For its March monthly movie, the SC Progressive Network will feature THE PEOPLE SPEAK, a documentary film inspired by the books A People’s History of the United States and Voices of a People’s History, which chronicles the lives and experiences of ordinary Americans who, through their words and actions, changed the course of our history.
The movie will be shown March 27 at Conundrum Music Hall, 626 Meeting St., West Columbia. Free entrance, free popcorn. A fine selection of beer, wine, and sodas will be available for purchase. Door opens at 6:30pm; film at 7pm.
The philosophy espoused in the film is that change doesn’t come from the top, but rather from the bottom, and that without those everyday citizens pushing for betterment, there would be no America. This film takes us on a journey from the founding of our country to the civil rights movement, all the way up through today.

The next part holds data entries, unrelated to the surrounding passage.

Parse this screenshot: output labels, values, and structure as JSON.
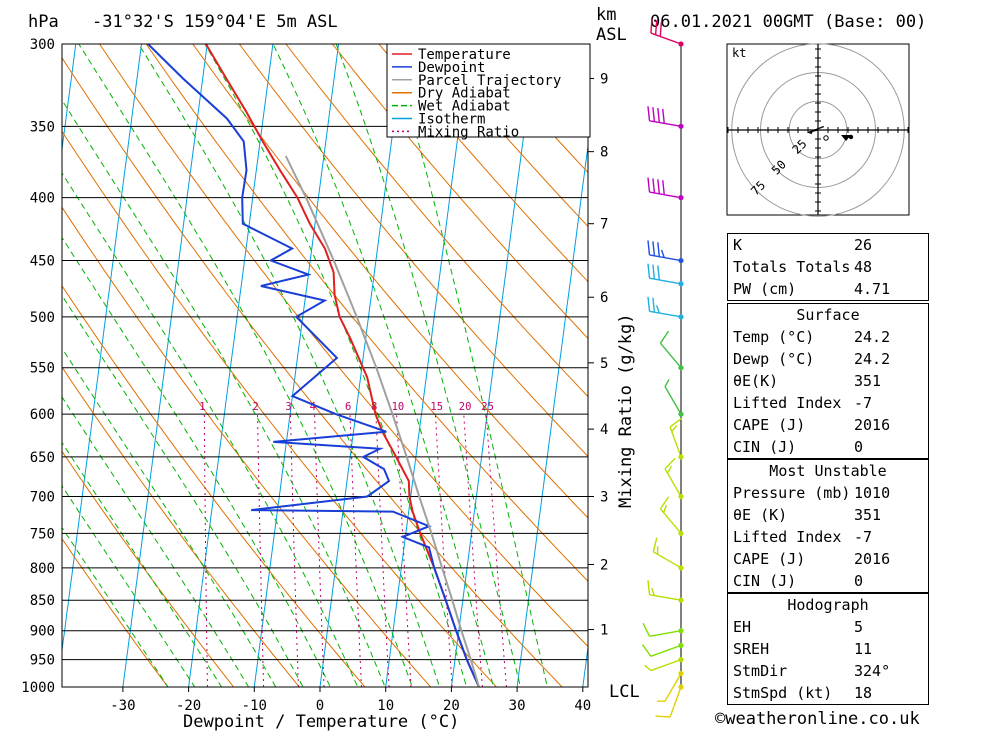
{
  "header": {
    "unit_left": "hPa",
    "location": "-31°32'S  159°04'E  5m  ASL",
    "unit_km": "km",
    "unit_asl": "ASL",
    "datetime": "06.01.2021  00GMT  (Base: 00)"
  },
  "chart_data": {
    "type": "skew-t",
    "xlabel": "Dewpoint / Temperature (°C)",
    "y2label": "Mixing Ratio (g/kg)",
    "pressure_ticks": [
      300,
      350,
      400,
      450,
      500,
      550,
      600,
      650,
      700,
      750,
      800,
      850,
      900,
      950,
      1000
    ],
    "temp_ticks": [
      -30,
      -20,
      -10,
      0,
      10,
      20,
      30,
      40
    ],
    "km_ticks": [
      {
        "km": 9,
        "p": 320
      },
      {
        "km": 8,
        "p": 367
      },
      {
        "km": 7,
        "p": 420
      },
      {
        "km": 6,
        "p": 482
      },
      {
        "km": 5,
        "p": 545
      },
      {
        "km": 4,
        "p": 617
      },
      {
        "km": 3,
        "p": 700
      },
      {
        "km": 2,
        "p": 795
      },
      {
        "km": 1,
        "p": 898
      }
    ],
    "lcl_label": "LCL",
    "mixing_ratio_labels": [
      "1",
      "2",
      "3",
      "4",
      "6",
      "8",
      "10",
      "15",
      "20",
      "25"
    ],
    "mixing_ratio_values": [
      1,
      2,
      3,
      4,
      6,
      8,
      10,
      15,
      20,
      25
    ],
    "legend": [
      "Temperature",
      "Dewpoint",
      "Parcel Trajectory",
      "Dry Adiabat",
      "Wet Adiabat",
      "Isotherm",
      "Mixing Ratio"
    ],
    "colors": {
      "temperature": "#e02020",
      "dewpoint": "#1a3fd6",
      "parcel": "#a0a0a0",
      "dry_adiabat": "#e07000",
      "wet_adiabat": "#00b400",
      "isotherm": "#00a0e0",
      "mixing_ratio": "#c0006a"
    },
    "series": [
      {
        "name": "Temperature",
        "points": [
          [
            1000,
            24.2
          ],
          [
            950,
            21.8
          ],
          [
            900,
            19.6
          ],
          [
            850,
            17.4
          ],
          [
            800,
            15.0
          ],
          [
            750,
            12.2
          ],
          [
            720,
            10.6
          ],
          [
            700,
            9.8
          ],
          [
            680,
            9.4
          ],
          [
            650,
            7.0
          ],
          [
            620,
            4.4
          ],
          [
            600,
            3.0
          ],
          [
            560,
            1.0
          ],
          [
            520,
            -2.4
          ],
          [
            500,
            -4.4
          ],
          [
            480,
            -5.6
          ],
          [
            460,
            -6.2
          ],
          [
            440,
            -8.0
          ],
          [
            420,
            -10.8
          ],
          [
            400,
            -13.2
          ],
          [
            380,
            -16.4
          ],
          [
            360,
            -19.6
          ],
          [
            340,
            -22.8
          ],
          [
            320,
            -26.4
          ],
          [
            300,
            -30.2
          ]
        ]
      },
      {
        "name": "Dewpoint",
        "points": [
          [
            1000,
            24.2
          ],
          [
            950,
            21.8
          ],
          [
            900,
            19.6
          ],
          [
            850,
            17.4
          ],
          [
            800,
            15.0
          ],
          [
            770,
            13.8
          ],
          [
            755,
            9.6
          ],
          [
            740,
            13.4
          ],
          [
            720,
            7.6
          ],
          [
            718,
            -14.0
          ],
          [
            700,
            3.4
          ],
          [
            680,
            6.4
          ],
          [
            665,
            5.4
          ],
          [
            650,
            2.0
          ],
          [
            640,
            4.4
          ],
          [
            632,
            -12.0
          ],
          [
            620,
            5.0
          ],
          [
            600,
            -3.0
          ],
          [
            580,
            -10.0
          ],
          [
            540,
            -4.0
          ],
          [
            500,
            -11.0
          ],
          [
            485,
            -7.0
          ],
          [
            472,
            -17.0
          ],
          [
            462,
            -10.0
          ],
          [
            450,
            -16.0
          ],
          [
            440,
            -13.0
          ],
          [
            420,
            -21.0
          ],
          [
            400,
            -21.6
          ],
          [
            380,
            -21.5
          ],
          [
            360,
            -22.5
          ],
          [
            345,
            -25.5
          ],
          [
            320,
            -33.0
          ],
          [
            300,
            -39.0
          ]
        ]
      },
      {
        "name": "Parcel Trajectory",
        "points": [
          [
            1000,
            24.2
          ],
          [
            950,
            22.4
          ],
          [
            900,
            20.4
          ],
          [
            850,
            18.4
          ],
          [
            800,
            16.2
          ],
          [
            750,
            13.9
          ],
          [
            700,
            11.3
          ],
          [
            650,
            8.6
          ],
          [
            600,
            5.6
          ],
          [
            550,
            2.2
          ],
          [
            500,
            -1.8
          ],
          [
            450,
            -6.4
          ],
          [
            400,
            -11.9
          ],
          [
            370,
            -15.8
          ]
        ]
      }
    ],
    "winds": [
      {
        "p": 1000,
        "dir": 200,
        "spd": 10,
        "color": "#e0d000"
      },
      {
        "p": 975,
        "dir": 210,
        "spd": 5,
        "color": "#e0d000"
      },
      {
        "p": 950,
        "dir": 250,
        "spd": 5,
        "color": "#b4e000"
      },
      {
        "p": 925,
        "dir": 250,
        "spd": 10,
        "color": "#80e000"
      },
      {
        "p": 900,
        "dir": 260,
        "spd": 10,
        "color": "#80e000"
      },
      {
        "p": 850,
        "dir": 280,
        "spd": 15,
        "color": "#b4e000"
      },
      {
        "p": 800,
        "dir": 300,
        "spd": 15,
        "color": "#b4e000"
      },
      {
        "p": 750,
        "dir": 320,
        "spd": 15,
        "color": "#b4e000"
      },
      {
        "p": 700,
        "dir": 330,
        "spd": 15,
        "color": "#b4e000"
      },
      {
        "p": 650,
        "dir": 340,
        "spd": 15,
        "color": "#b4e000"
      },
      {
        "p": 600,
        "dir": 330,
        "spd": 5,
        "color": "#40c040"
      },
      {
        "p": 550,
        "dir": 320,
        "spd": 10,
        "color": "#40c040"
      },
      {
        "p": 500,
        "dir": 280,
        "spd": 25,
        "color": "#20b0e0"
      },
      {
        "p": 470,
        "dir": 280,
        "spd": 30,
        "color": "#20b0e0"
      },
      {
        "p": 450,
        "dir": 280,
        "spd": 35,
        "color": "#2050e0"
      },
      {
        "p": 400,
        "dir": 280,
        "spd": 40,
        "color": "#c000c0"
      },
      {
        "p": 350,
        "dir": 280,
        "spd": 40,
        "color": "#c000c0"
      },
      {
        "p": 300,
        "dir": 290,
        "spd": 30,
        "color": "#e00060"
      }
    ]
  },
  "hodograph": {
    "unit": "kt",
    "ring_labels": [
      "25",
      "50",
      "75"
    ],
    "trace_kt": [
      [
        0,
        0
      ],
      [
        -5,
        -1
      ],
      [
        -6,
        -3
      ],
      [
        -8,
        -2
      ],
      [
        5,
        3
      ]
    ]
  },
  "indices": {
    "top": [
      {
        "label": "K",
        "value": "26"
      },
      {
        "label": "Totals Totals",
        "value": "48"
      },
      {
        "label": "PW (cm)",
        "value": "4.71"
      }
    ],
    "surface": {
      "title": "Surface",
      "rows": [
        {
          "label": "Temp (°C)",
          "value": "24.2"
        },
        {
          "label": "Dewp (°C)",
          "value": "24.2"
        },
        {
          "label": "θE(K)",
          "value": "351"
        },
        {
          "label": "Lifted Index",
          "value": "-7"
        },
        {
          "label": "CAPE (J)",
          "value": "2016"
        },
        {
          "label": "CIN (J)",
          "value": "0"
        }
      ]
    },
    "most_unstable": {
      "title": "Most Unstable",
      "rows": [
        {
          "label": "Pressure (mb)",
          "value": "1010"
        },
        {
          "label": "θE (K)",
          "value": "351"
        },
        {
          "label": "Lifted Index",
          "value": "-7"
        },
        {
          "label": "CAPE (J)",
          "value": "2016"
        },
        {
          "label": "CIN (J)",
          "value": "0"
        }
      ]
    },
    "hodograph_box": {
      "title": "Hodograph",
      "rows": [
        {
          "label": "EH",
          "value": "5"
        },
        {
          "label": "SREH",
          "value": "11"
        },
        {
          "label": "StmDir",
          "value": "324°"
        },
        {
          "label": "StmSpd (kt)",
          "value": "18"
        }
      ]
    }
  },
  "footer": {
    "credit": "©weatheronline.co.uk"
  }
}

Author, historian, teacher, activist, and now television producer Dr. Howard Zinn is a man on a mission. He wants Americans to recognize the power of protest in shaping their country’s history. Along with executive producers Matt Damon, Chris Moore, Josh Brolin, and Anthony Arnove, he is moving his message from high schools and college campuses to film and, later this year, to HISTORY.
Zinn, who died in 2010 at 87, has been a history professor for most of his professional career, and in the lecture hall and in his writings, particularly his very popular A People’s History of the United States, he espouses history “from the ground up” in an articulate and engaging way. If our textbooks present the story of America only through the eyes of its generals and presidents, Zinn argues, it gives “a distorted view of the past.” Certainly he provides a powerful counterbalance to the hero-centric approach of traditional textbooks. In 2004 Zinn joined with Dr. Anthony Arnove to publish a collection of primary source documents titled Voices of a People’s History of the United States, an academic bestseller on college and high school campuses. The materials range across the length of American history and feature letters, petitions, poems, speeches, and songs from “women and slaves, immigrants and youth, soldiers and students.”
Zinn and Arnove began to organize public performances of selections from Voices in 2003, before its official release, when A People’s History of the United States sold its 1 millionth copy (it has now surpassed the 2 million mark). Today, Voices brings alive the words and emotions of the past with songs and dramatic readings performed by well-established artists. At a presentation this past May celebrating the publication of A Young People’s History of the United States in New York City, seven performers gave new life to the words of famous dissenters — such as Elizabeth Cady Stanton, Frederick Douglass, and Martin Luther King Jr. — and lesser known, but equally stirring, voices from the past.